I assume you have a working Varnish, and a working logstash, elasticsearch and kibana environment running; if not, there plenty of tutorials available that can help you. You can probably also install VSF  and filebeat.

I run FreeBSD on my systems, you might choose to run something else.

Start by including the VSF rules before vcl_recv() in your default VCL.

/usr/local/etc/varnish/default.vcl:

[...]
include "/usr/local/etc/varnish/security/vsf.vcl";
sub vcl_recv  {
[...]

and reload your vcl:
# varnishadm vcl.load vsftest default.vcl && varnishadm vcl.use vsftest

if everything works, you should see:
VCL compiled.

VCL 'vsftest' now active


Next, make sure that the rule description is being logged in varnishncsa. On FreeBSD, the varnishncsa format is defined in /etc/rc.conf - so you need to add this the right place on your system:

/etc/rc.conf:
varnishd_enable="YES"
varnishd_config="/usr/local/etc/varnish/default.vcl"
varnishd_storage="malloc,52G"
varnishd_admin=":81"
varnishncsa_enable="YES"
varnishncsa_pidfile="/var/run/varnishncsa.pid"
varnishncsa_file="/var/log/varnishncsa.log"
varnishncsa_logformat="%{X-Forwarded-For}i %u %t %m '%{Host}i' '%U' '%q' %s %b '%{Referer}i' '%{User-agent}i' %{Varnish:time_firstbyte}x %{Varnish:handling}x '%{X-VSF-RuleName}i'"

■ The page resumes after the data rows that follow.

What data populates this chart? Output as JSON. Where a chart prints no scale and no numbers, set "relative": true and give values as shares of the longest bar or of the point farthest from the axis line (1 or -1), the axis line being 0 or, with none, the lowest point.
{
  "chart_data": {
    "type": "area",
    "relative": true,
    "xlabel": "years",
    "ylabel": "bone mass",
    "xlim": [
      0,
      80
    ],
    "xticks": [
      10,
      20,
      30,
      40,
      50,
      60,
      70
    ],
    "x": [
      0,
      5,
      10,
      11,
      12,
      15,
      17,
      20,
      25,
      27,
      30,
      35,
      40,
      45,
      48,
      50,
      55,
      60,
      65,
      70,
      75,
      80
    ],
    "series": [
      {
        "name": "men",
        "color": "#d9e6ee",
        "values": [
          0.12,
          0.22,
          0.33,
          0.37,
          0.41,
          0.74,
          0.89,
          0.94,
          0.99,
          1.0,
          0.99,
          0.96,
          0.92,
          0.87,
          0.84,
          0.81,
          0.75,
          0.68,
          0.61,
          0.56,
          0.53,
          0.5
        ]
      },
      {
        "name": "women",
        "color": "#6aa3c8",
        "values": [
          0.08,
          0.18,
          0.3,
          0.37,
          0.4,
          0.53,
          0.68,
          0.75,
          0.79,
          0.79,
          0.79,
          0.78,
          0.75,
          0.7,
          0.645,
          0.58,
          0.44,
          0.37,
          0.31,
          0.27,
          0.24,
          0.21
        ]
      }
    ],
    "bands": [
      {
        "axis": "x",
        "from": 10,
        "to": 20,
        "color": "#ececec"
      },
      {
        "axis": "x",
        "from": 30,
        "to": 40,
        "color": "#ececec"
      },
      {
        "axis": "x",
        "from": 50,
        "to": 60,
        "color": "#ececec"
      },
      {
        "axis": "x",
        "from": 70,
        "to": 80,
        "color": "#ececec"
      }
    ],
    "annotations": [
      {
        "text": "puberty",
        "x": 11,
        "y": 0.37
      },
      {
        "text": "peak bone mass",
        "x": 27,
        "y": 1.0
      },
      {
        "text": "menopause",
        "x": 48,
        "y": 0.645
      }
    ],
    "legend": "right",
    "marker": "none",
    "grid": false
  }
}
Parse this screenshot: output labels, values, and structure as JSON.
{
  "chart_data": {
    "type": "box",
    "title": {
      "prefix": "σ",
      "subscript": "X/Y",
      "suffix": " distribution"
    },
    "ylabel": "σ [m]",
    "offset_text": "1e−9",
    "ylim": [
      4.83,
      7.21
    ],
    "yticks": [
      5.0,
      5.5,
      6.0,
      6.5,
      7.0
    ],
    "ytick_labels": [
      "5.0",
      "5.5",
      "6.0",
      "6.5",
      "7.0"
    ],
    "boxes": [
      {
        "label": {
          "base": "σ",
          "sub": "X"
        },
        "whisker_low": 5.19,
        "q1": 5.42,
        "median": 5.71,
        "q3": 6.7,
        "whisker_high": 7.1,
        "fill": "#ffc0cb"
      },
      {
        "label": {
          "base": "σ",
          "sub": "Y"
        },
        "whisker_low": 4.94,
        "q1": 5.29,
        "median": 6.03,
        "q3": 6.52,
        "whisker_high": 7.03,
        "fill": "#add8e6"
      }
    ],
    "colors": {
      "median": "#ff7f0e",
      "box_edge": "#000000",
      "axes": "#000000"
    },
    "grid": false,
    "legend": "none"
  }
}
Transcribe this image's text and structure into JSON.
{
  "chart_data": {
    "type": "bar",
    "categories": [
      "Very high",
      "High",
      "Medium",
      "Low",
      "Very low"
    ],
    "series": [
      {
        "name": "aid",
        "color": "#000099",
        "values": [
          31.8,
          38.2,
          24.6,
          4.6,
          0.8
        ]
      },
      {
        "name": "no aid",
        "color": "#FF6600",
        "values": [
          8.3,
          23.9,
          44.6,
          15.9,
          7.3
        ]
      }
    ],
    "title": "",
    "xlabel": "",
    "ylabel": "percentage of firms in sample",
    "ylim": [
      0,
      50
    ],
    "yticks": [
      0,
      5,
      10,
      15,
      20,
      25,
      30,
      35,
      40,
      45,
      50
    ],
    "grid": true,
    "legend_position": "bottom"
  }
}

You can find an overview of  the different formatters for the logformat here.
The one we are interested in right now is "%{X-VSF-RuleName}i" - which is set by VSF whenever a request is caught by a rule.
Here's an example:

123.123.255.248 - [23/Sep/2016:00:26:36 +0200] PROPFIND '5.5.5.5' '/webdav/' '' 403 279 '-' 'WEBDAV Client' 0.000060 synth '-' 'Method Not Allowed'

We need to ship this to logstash. As mentioned earlier, I use filebeat:

filebeat.yml
filebeat:
  prospectors:
    -
      paths:
        - /var/log/varnishncsa.log
      input_type: log
      document_type: varnish

output.redis:
    hosts: ["172.16.0.1"]
    port: 6379
    password: "xxxxmysecurestringxxx"
    index: "filebeat"
    db: 0
    timeout: 5



I ship all my entries to a redis instance (broker) that my different logstash instances will poll continuously.

So far so good. We now have to configure logstash to match and manipulate the log entries before inserting them into elasticsearch

Here is the relevant section from my configuration.

/usr/local/etc/logstash/logstash.conf
        if [type] == "varnish" {
                grok {
                        patterns_dir => "/usr/local/etc/logstash/patterns"
                        match => [
                                "message", "%{VARNISH}"
                        ]
                        named_captures_only => true
                }
                geoip {
                        source => "ip1"
                        target => "geoip"
                        database => "/usr/local/etc/logstash/GeoLiteCity.dat"
                        add_field => [ "[geoip][coordinates]", "%{[geoip][longitude]}" ]
                        add_field => [ "[geoip][coordinates]", "%{[geoip][latitude]}"  ]
                }
                mutate {
                        convert => [ "[geoip][coordinates]", "float"]
                        convert => [ "bytes", "integer" ]
                        convert => [ "berespms", "integer" ]
                }
        }

The geoip section, takes the ip address in the field "ip1" and makes a lookup in GeoLiteCity.dat - that will return geo coordinates into the field geoip.coordinates.

Here is my grok pattern for the Varnish log:

VARNISH %{IP:ip1} - \[%{HTTPDATE:timestamp}\] %{WORD:method} '%{NOTSPACE:host}' '%{NOTSPACE:path}' '(?:%{URIPARAM:param}|)' %{NUMBER:http_status} (?:%{NUMBER:bytes}|-') '(?:%{NOTSPACE:referrer}|-)' %{QS:agent} %{BASE10NUM:berespms} %{WORD:cache_handling} (?:%{QS:vsfvuln}|-)


Once this is in place, and you have restarted / reloaded all the different new configurations, you should be able to see vsfvuln and the GeoIP information in the indexed data:



I hope this was helpful, feel free to ask questions in the comment section below.

Thanks to all the people at Varnish Cache for providing this incredibly versatile and powerful software.